Global investors are preparing for more turmoil in 2019 after the White House intensifies its criticism of the most important central banker in the United States.
Over the weekend, a series of reports claimed that Donald Trump had discussed the possibility of firing Federal Reserve Chairman Jerome Powell. An unprecedented movement would cause greater instability in the markets, which have already had their worst year since the 2008 crisis.
US officials were quick to deny that Trump had suggested removing Powell, who was appointed by the president barely a year ago.
Treasury Secretary Steven Mnuchin tweeted that he had spoken with the president, who insisted that he "never suggested firing" Powell, and did not think he had the right to do this.
However, Trump also stated, through Mnuchin, that he is "totally in disagreement" with the Fed's "absolutely terrible" policy of raising interest rates and dismantling its bond-buying stimulus program, building up more pressure on the independent central bank of the United States.
Trump's attacks on the Fed intensified as stock markets fell sharply in the fall. Having taken credit for the increase in stock prices in 2017, the president has been affected by the recent massive sale of Wall Street, which has eliminated more than 15% of the value of the largest companies in the US. UU
Bloomberg reported that Trump's frustrations with Powell have been "intensified" since the Fed ignored his complaints by raising borrowing costs last week, and indicated that there are likely to be two more increases in 2019.
However, it is unclear if Trump could fire Powell if he wanted, as Mnuchin's tweet points out. A Fed governor can only be fired for "cause," such as misconduct, instead of simply raising interest rates faster than the White House would like.
Stock markets fell after the Fed's decision last week, as many investors abandoned stocks and piled into safe haven assets, such as the US government debt. UU
John Hardy, head of FX strategy at Saxo Bank, said: "The market seems to be telling us that the Fed is making a policy mistake that it will regret since it will eventually be forced to reverse."
Wall Street has endured its worst December since 1931. The Dow Jones industrial average has plummeted by 12% since the beginning of the month, given growing concerns that the global economy is slowing.
The loss means that approximately $ 7bn has been eliminated from global stocks this year. The MSCI All Country World Index, a broad measure of stocks worldwide, has had its first double-digit loss in any year since the 2008 crisis.
Deutsche Bank has calculated that 93% of assets produced a negative total return this year, the worst performance recorded.
The bank's leading international economist, Torsten Slok, drew up a list of 30 potential threats to the market in 2019. It includes the risk that the US economy will UU It colds due to a slowdown in China and Europe, the closure of the US government. UU Brexit and a deeper trade war.
Last week, the FTSE 100 of the United Kingdom fell to its lowest level in 28 months. US stocks ended the week at a 14-month low, when the US government shut down. UU It alarmed Wall Street.

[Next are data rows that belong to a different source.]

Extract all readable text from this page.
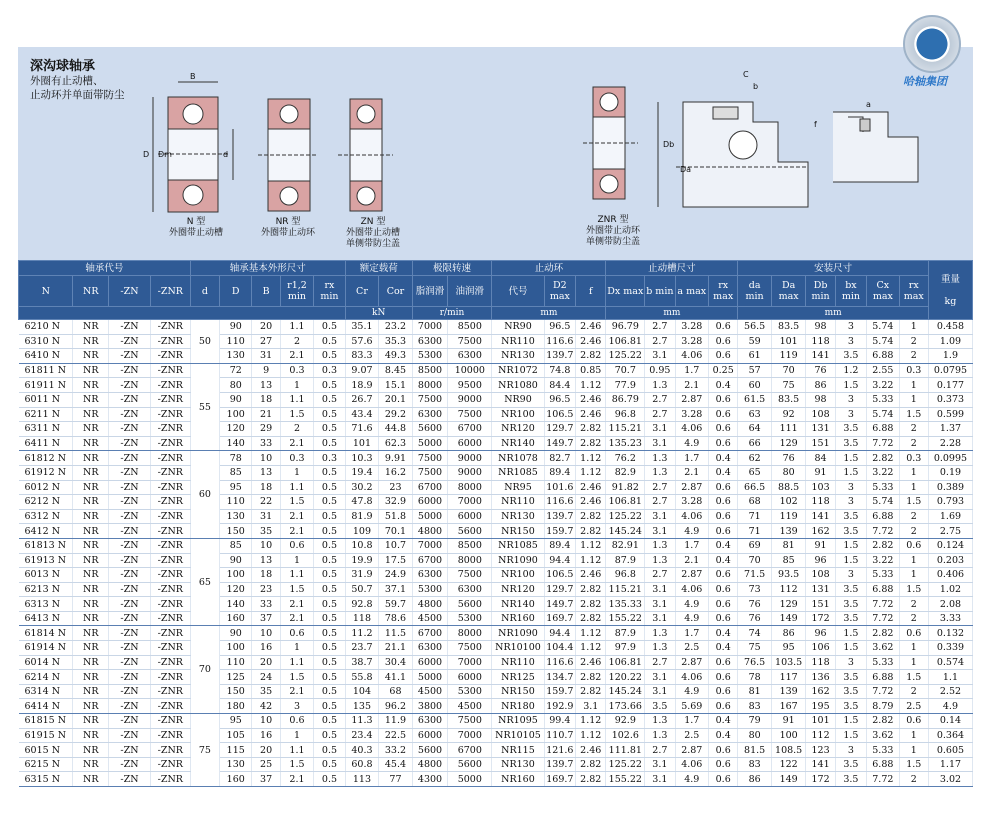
深沟球轴承
外圈有止动槽、
止动环并单面带防尘
哈轴集团
B
D Dm	d
C
a
b
Da
Db
f
N 型
外圈带止动槽
NR 型
外圈带止动环
ZN 型
外圈带止动槽
单侧带防尘盖
ZNR 型
外圈带止动环
单侧带防尘盖
轴承代号				轴承基本外形尺寸					额定载荷		极限转速		止动环			止动槽尺寸				安装尺寸						重量

kg
N	NR	-ZN	-ZNR	d	D	B	r1,2 min	rx min	Cr	Cor	脂润滑	油润滑	代号	D2 max	f	Dx max	b min	a max	rx max	da min	Da max	Db min	bx min	Cx max	rx max	
									kN		r/min		mm			mm				mm						
6210 N	NR	-ZN	-ZNR	50	90	20	1.1	0.5	35.1	23.2	7000	8500	NR90	96.5	2.46	96.79	2.7	3.28	0.6	56.5	83.5	98	3	5.74	1	0.458
6310 N	NR	-ZN	-ZNR		110	27	2	0.5	57.6	35.3	6300	7500	NR110	116.6	2.46	106.81	2.7	3.28	0.6	59	101	118	3	5.74	2	1.09
6410 N	NR	-ZN	-ZNR		130	31	2.1	0.5	83.3	49.3	5300	6300	NR130	139.7	2.82	125.22	3.1	4.06	0.6	61	119	141	3.5	6.88	2	1.9
61811 N	NR	-ZN	-ZNR	55	72	9	0.3	0.3	9.07	8.45	8500	10000	NR1072	74.8	0.85	70.7	0.95	1.7	0.25	57	70	76	1.2	2.55	0.3	0.0795
61911 N	NR	-ZN	-ZNR		80	13	1	0.5	18.9	15.1	8000	9500	NR1080	84.4	1.12	77.9	1.3	2.1	0.4	60	75	86	1.5	3.22	1	0.177
6011 N	NR	-ZN	-ZNR		90	18	1.1	0.5	26.7	20.1	7500	9000	NR90	96.5	2.46	86.79	2.7	2.87	0.6	61.5	83.5	98	3	5.33	1	0.373
6211 N	NR	-ZN	-ZNR		100	21	1.5	0.5	43.4	29.2	6300	7500	NR100	106.5	2.46	96.8	2.7	3.28	0.6	63	92	108	3	5.74	1.5	0.599
6311 N	NR	-ZN	-ZNR		120	29	2	0.5	71.6	44.8	5600	6700	NR120	129.7	2.82	115.21	3.1	4.06	0.6	64	111	131	3.5	6.88	2	1.37
6411 N	NR	-ZN	-ZNR		140	33	2.1	0.5	101	62.3	5000	6000	NR140	149.7	2.82	135.23	3.1	4.9	0.6	66	129	151	3.5	7.72	2	2.28
61812 N	NR	-ZN	-ZNR	60	78	10	0.3	0.3	10.3	9.91	7500	9000	NR1078	82.7	1.12	76.2	1.3	1.7	0.4	62	76	84	1.5	2.82	0.3	0.0995
61912 N	NR	-ZN	-ZNR		85	13	1	0.5	19.4	16.2	7500	9000	NR1085	89.4	1.12	82.9	1.3	2.1	0.4	65	80	91	1.5	3.22	1	0.19
6012 N	NR	-ZN	-ZNR		95	18	1.1	0.5	30.2	23	6700	8000	NR95	101.6	2.46	91.82	2.7	2.87	0.6	66.5	88.5	103	3	5.33	1	0.389
6212 N	NR	-ZN	-ZNR		110	22	1.5	0.5	47.8	32.9	6000	7000	NR110	116.6	2.46	106.81	2.7	3.28	0.6	68	102	118	3	5.74	1.5	0.793
6312 N	NR	-ZN	-ZNR		130	31	2.1	0.5	81.9	51.8	5000	6000	NR130	139.7	2.82	125.22	3.1	4.06	0.6	71	119	141	3.5	6.88	2	1.69
6412 N	NR	-ZN	-ZNR		150	35	2.1	0.5	109	70.1	4800	5600	NR150	159.7	2.82	145.24	3.1	4.9	0.6	71	139	162	3.5	7.72	2	2.75
61813 N	NR	-ZN	-ZNR	65	85	10	0.6	0.5	10.8	10.7	7000	8500	NR1085	89.4	1.12	82.91	1.3	1.7	0.4	69	81	91	1.5	2.82	0.6	0.124
61913 N	NR	-ZN	-ZNR		90	13	1	0.5	19.9	17.5	6700	8000	NR1090	94.4	1.12	87.9	1.3	2.1	0.4	70	85	96	1.5	3.22	1	0.203
6013 N	NR	-ZN	-ZNR		100	18	1.1	0.5	31.9	24.9	6300	7500	NR100	106.5	2.46	96.8	2.7	2.87	0.6	71.5	93.5	108	3	5.33	1	0.406
6213 N	NR	-ZN	-ZNR		120	23	1.5	0.5	50.7	37.1	5300	6300	NR120	129.7	2.82	115.21	3.1	4.06	0.6	73	112	131	3.5	6.88	1.5	1.02
6313 N	NR	-ZN	-ZNR		140	33	2.1	0.5	92.8	59.7	4800	5600	NR140	149.7	2.82	135.33	3.1	4.9	0.6	76	129	151	3.5	7.72	2	2.08
6413 N	NR	-ZN	-ZNR		160	37	2.1	0.5	118	78.6	4500	5300	NR160	169.7	2.82	155.22	3.1	4.9	0.6	76	149	172	3.5	7.72	2	3.33
61814 N	NR	-ZN	-ZNR	70	90	10	0.6	0.5	11.2	11.5	6700	8000	NR1090	94.4	1.12	87.9	1.3	1.7	0.4	74	86	96	1.5	2.82	0.6	0.132
61914 N	NR	-ZN	-ZNR		100	16	1	0.5	23.7	21.1	6300	7500	NR10100	104.4	1.12	97.9	1.3	2.5	0.4	75	95	106	1.5	3.62	1	0.339
6014 N	NR	-ZN	-ZNR		110	20	1.1	0.5	38.7	30.4	6000	7000	NR110	116.6	2.46	106.81	2.7	2.87	0.6	76.5	103.5	118	3	5.33	1	0.574
6214 N	NR	-ZN	-ZNR		125	24	1.5	0.5	55.8	41.1	5000	6000	NR125	134.7	2.82	120.22	3.1	4.06	0.6	78	117	136	3.5	6.88	1.5	1.1
6314 N	NR	-ZN	-ZNR		150	35	2.1	0.5	104	68	4500	5300	NR150	159.7	2.82	145.24	3.1	4.9	0.6	81	139	162	3.5	7.72	2	2.52
6414 N	NR	-ZN	-ZNR		180	42	3	0.5	135	96.2	3800	4500	NR180	192.9	3.1	173.66	3.5	5.69	0.6	83	167	195	3.5	8.79	2.5	4.9
61815 N	NR	-ZN	-ZNR	75	95	10	0.6	0.5	11.3	11.9	6300	7500	NR1095	99.4	1.12	92.9	1.3	1.7	0.4	79	91	101	1.5	2.82	0.6	0.14
61915 N	NR	-ZN	-ZNR		105	16	1	0.5	23.4	22.5	6000	7000	NR10105	110.7	1.12	102.6	1.3	2.5	0.4	80	100	112	1.5	3.62	1	0.364
6015 N	NR	-ZN	-ZNR		115	20	1.1	0.5	40.3	33.2	5600	6700	NR115	121.6	2.46	111.81	2.7	2.87	0.6	81.5	108.5	123	3	5.33	1	0.605
6215 N	NR	-ZN	-ZNR		130	25	1.5	0.5	60.8	45.4	4800	5600	NR130	139.7	2.82	125.22	3.1	4.06	0.6	83	122	141	3.5	6.88	1.5	1.17
6315 N	NR	-ZN	-ZNR		160	37	2.1	0.5	113	77	4300	5000	NR160	169.7	2.82	155.22	3.1	4.9	0.6	86	149	172	3.5	7.72	2	3.02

Lukman Otunuga, a research analyst at FXTM, said the escalating escalation between Trump and Congress over financing a wall on the border with Mexico had created great pain in the markets.
"It was an extraordinarily terrible trading week for the financial markets amid concerns about the rise in US interest rates, the slowdown in global growth, the uncertainty of Brexit and the chaos in Washington." Given the factors of geopolitical risk weigh heavily on investor confidence, financial markets are still running the risk of concluding 2018 in a risky tone, "said Otunuga.